Donde Esta La Biblioteca? Where Did All the International Friendly Firms Go…Into the Archives?
Large global banks used to view international wealth management as a key growth driver, however, over the last decade it has become a business division that is merely tolerated. Why the change in strategy? Over the past ten years, adhering to rule 405 “Know your Customer”, the heightened scrutiny of the Patriot Act and the Bank Secrecy Act clearly started eroding the appetite for onboarding International Clients.
There has been a whole host of contributing factors which all revolve around risk that was demonstrated and played out in the financial crisis of 2008. The fact that most of the wire houses were bought by banks after the meltdown and the increased restrictions on banks brought on through the 2010 Dodd-Frank laws was the biggest. This law severely restricted the bank’s ability to take on risk and created harsh penalties for not implementing and properly policing anti – money laundering policies. As a result many firms cut back on the ability for advisors to do International Business. They raised asset levels required of International Clients to mitigate the increased cost of risk. Some firms forced advisors to become designated International Advisors through increased training and understanding of all the rules and regulations. Those advisors who did not qualify were forced to turn over their international clients to other advisors with the designation. Several took the draconian step and shut down International Business altogether.

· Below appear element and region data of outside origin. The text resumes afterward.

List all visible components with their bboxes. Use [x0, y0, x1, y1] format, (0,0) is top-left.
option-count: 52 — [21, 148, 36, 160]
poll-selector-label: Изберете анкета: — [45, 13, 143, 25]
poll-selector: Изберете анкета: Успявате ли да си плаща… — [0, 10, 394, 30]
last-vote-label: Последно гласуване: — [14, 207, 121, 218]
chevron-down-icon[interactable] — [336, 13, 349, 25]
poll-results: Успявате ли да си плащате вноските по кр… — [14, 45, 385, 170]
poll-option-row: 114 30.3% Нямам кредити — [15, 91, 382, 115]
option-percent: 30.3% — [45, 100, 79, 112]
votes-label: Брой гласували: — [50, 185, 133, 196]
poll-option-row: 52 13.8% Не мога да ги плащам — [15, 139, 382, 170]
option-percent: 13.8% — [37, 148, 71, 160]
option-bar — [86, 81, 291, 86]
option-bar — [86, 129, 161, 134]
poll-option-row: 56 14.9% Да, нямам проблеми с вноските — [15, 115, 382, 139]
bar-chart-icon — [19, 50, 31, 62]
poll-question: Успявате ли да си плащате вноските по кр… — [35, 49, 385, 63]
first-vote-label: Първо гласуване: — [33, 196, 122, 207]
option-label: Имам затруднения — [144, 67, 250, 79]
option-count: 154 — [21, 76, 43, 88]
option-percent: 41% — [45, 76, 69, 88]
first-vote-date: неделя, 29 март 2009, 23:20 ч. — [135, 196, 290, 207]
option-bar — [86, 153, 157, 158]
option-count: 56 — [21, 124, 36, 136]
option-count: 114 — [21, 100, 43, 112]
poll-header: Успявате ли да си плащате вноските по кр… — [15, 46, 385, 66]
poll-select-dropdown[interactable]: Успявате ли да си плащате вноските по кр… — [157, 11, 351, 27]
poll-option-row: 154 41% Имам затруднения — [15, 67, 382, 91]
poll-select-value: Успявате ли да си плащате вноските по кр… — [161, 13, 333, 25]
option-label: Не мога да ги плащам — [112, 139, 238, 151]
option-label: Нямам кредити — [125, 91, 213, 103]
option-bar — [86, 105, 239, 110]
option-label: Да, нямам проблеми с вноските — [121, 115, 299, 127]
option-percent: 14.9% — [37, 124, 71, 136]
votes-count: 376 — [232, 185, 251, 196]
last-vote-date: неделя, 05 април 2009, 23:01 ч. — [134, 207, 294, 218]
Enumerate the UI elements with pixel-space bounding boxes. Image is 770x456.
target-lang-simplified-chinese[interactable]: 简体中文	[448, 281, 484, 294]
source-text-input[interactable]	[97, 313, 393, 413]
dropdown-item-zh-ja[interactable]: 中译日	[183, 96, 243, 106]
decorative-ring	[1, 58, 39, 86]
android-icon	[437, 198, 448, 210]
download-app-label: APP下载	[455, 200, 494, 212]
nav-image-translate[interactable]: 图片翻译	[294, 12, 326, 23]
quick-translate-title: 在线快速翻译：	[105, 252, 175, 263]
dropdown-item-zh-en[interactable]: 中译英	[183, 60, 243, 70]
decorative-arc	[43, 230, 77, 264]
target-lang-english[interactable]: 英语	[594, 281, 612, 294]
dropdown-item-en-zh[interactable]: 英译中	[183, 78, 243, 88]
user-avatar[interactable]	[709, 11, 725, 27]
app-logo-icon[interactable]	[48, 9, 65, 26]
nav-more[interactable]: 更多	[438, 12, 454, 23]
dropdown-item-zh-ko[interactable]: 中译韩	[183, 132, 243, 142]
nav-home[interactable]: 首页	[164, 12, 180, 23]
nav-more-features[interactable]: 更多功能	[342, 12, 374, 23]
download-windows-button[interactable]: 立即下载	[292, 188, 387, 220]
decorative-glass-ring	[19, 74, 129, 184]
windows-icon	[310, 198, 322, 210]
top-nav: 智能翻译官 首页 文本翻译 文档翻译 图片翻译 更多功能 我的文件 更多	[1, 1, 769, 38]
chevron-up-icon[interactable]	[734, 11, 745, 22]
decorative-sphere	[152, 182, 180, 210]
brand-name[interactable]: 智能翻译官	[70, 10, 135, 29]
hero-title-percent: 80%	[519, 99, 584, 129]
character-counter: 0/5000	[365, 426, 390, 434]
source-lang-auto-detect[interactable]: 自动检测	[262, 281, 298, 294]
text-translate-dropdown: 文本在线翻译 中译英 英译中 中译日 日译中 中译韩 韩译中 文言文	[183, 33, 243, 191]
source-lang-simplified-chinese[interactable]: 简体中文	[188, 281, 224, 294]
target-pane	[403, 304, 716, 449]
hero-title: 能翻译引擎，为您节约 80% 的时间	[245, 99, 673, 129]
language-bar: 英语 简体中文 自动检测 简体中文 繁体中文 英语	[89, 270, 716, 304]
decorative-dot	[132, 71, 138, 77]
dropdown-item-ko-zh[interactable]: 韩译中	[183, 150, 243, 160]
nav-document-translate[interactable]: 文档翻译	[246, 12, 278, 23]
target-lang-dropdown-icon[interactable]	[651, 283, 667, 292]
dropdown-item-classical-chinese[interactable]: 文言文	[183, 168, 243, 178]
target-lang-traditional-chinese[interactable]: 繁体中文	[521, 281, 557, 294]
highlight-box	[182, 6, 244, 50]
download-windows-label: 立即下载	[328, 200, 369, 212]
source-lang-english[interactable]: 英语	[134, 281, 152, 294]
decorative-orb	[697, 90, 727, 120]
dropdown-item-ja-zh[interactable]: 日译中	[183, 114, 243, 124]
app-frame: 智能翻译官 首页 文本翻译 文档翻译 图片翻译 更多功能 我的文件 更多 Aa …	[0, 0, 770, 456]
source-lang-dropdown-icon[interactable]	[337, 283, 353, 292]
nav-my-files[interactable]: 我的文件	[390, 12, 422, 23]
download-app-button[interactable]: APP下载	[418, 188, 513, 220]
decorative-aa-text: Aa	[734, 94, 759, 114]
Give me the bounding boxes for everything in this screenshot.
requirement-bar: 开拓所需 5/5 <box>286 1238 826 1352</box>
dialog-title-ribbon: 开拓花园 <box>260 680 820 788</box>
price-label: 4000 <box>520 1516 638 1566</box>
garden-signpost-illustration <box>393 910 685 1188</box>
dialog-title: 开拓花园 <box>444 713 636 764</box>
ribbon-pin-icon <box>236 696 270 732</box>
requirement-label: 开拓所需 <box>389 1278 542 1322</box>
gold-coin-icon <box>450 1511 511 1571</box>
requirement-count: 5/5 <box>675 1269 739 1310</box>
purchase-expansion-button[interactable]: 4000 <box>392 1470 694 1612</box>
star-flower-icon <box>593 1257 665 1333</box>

The solicitation policies of individual countries have also had a dramatic impact on advisors in the US trying to service foreign clients as well. Each country has its own set of rules on acquiring and servicing clients which means Advisors must adhere to them or their firm will pay the penalty and several of the big firms paid large ones. Therefore, the firms need a much higher level of comfort that their advisors know the rules and will stick to them. The penalties and pressure of risk to the other business lines in these banks for violating the solicitation outweighed the revenue. The herd mentality, a staple of Wall Street for decades, kicked in and just about every firm reigned in or completely exited the International Business.
In the midst of all this one firm stands out, Laidlaw and Company, we have planted that International Flag in the ground stating that we not only welcome International Business, but want to grow it aggressively. What do we know that all the others don’t? Laidlaw & Co (UK), through its affiliate Laidlaw International, is registered with the FCA in the United Kingdom. This gives us access and abilities that other firms do not have. The FCA license means our advisors can solicit and serve clients abroad unencumbered. In fact, Laidlaw has the ability to service clients in most countries and in multiple different currencies. Laidlaw and Company is a 175 year old firm founded as one of America’s first Investment Banks and we have been involved in the International Business for decades. Offshore clients have access to Laidlaw’s U.S. based Corporate banking deals via private placements, IPO’s and secondary offerings. Additionally, Offshore clients have access to Proprietary Private Equity Offerings.
Laidlaw is an Independent – Employee Owned Firm, not a bank, therefore we are not subjected to the extra restrictions that banks are.
In Laidlaw’s case La Bibloteca esta en NYC, San Francisco, Boca Raton, & London!